Publié le 3 juin 2025
Des protocoles leaders comme Lido (staking liquide), Rocket Pool, EigenLayer (restaking) ou Ether.fi ouvrent la voie à ce « yield staking » . Cette innovation offre des rendements additionnels aux validateurs, mais comporte des risques systémiques accrus (effets de levier, dilution de la valeur de l’ETH, risques techniques et de gouvernance). La régulation reste floue : la SEC américaine envoie des signaux contradictoires sur le staking, un facteur à surveiller de près. En somme, le restaking promet d’être un pilier de l’écosystème Ethereum en 2025, tout en nécessitant une vigilance particulière quant à ses effets à l’échelle du réseau.
Ethereum n’est plus seulement la plateforme des smart contracts : c’est devenu une véritable machine à rendement. Depuis sa transition vers la preuve d’enjeu (PoS), plus de 34 millions d’ETH ont été stakés, soit environ 28% de l’offre totale. Mais au-delà du staking classique, une nouvelle dynamique émerge : le restaking, qui permet de générer plusieurs niveaux de rendement sur un même ETH.
Dans cette newsletter, nous expliquons comment Ethereum est en train d’inventer le yield multiplié, à travers le staking liquide, le restaking, et leurs dérivés. Nous analyserons les données des protocoles majeurs (Lido, EigenLayer, Ether.fi…) et les risques systémiques qui accompagnent cette nouvelle ère du rendement. Enfin, nous reviendrons sur la régulation américaine et les perspectives T2/T3 2025.

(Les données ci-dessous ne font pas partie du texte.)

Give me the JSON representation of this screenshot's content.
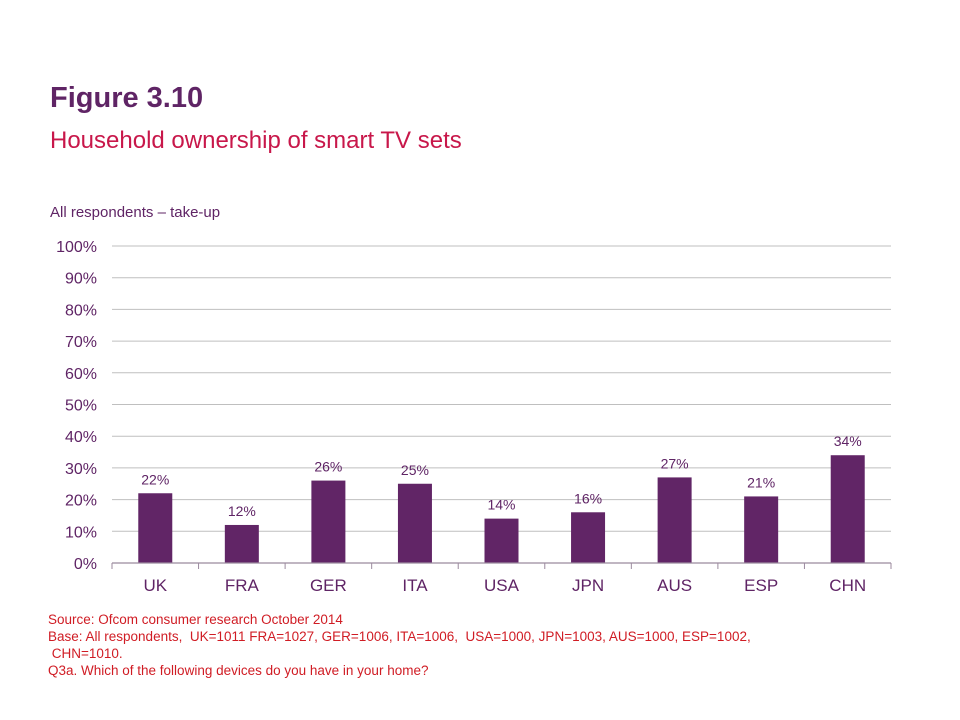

Vous le savez certainement, le staking sur Ethereum consiste à verrouiller des ETH pour sécuriser le réseau, en échange d’un rendement annuel autour de 4–5%. Cette pratique s’est largement démocratisée depuis le passage à la preuve d’enjeu, avec plus de 28% de l’offre totale aujourd’hui stakée.
Le staking liquide a renforcé cette dynamique en offrant de la liquidité via des tokens dérivés (stETH, rETH…), désormais utilisés dans la DeFi. Ces LST (Liquid Staking Tokens) offrent le meilleur des deux mondes : toucher les récompenses de staking, tout en gardant la liquidité, puisqu’on peut échanger ou utiliser ces jetons en DeFi. Résultat, le staking liquide a redéfini la composition de l’offre d’ETH : 40% de tous les ETH stakés sont désormais représentés par des LST.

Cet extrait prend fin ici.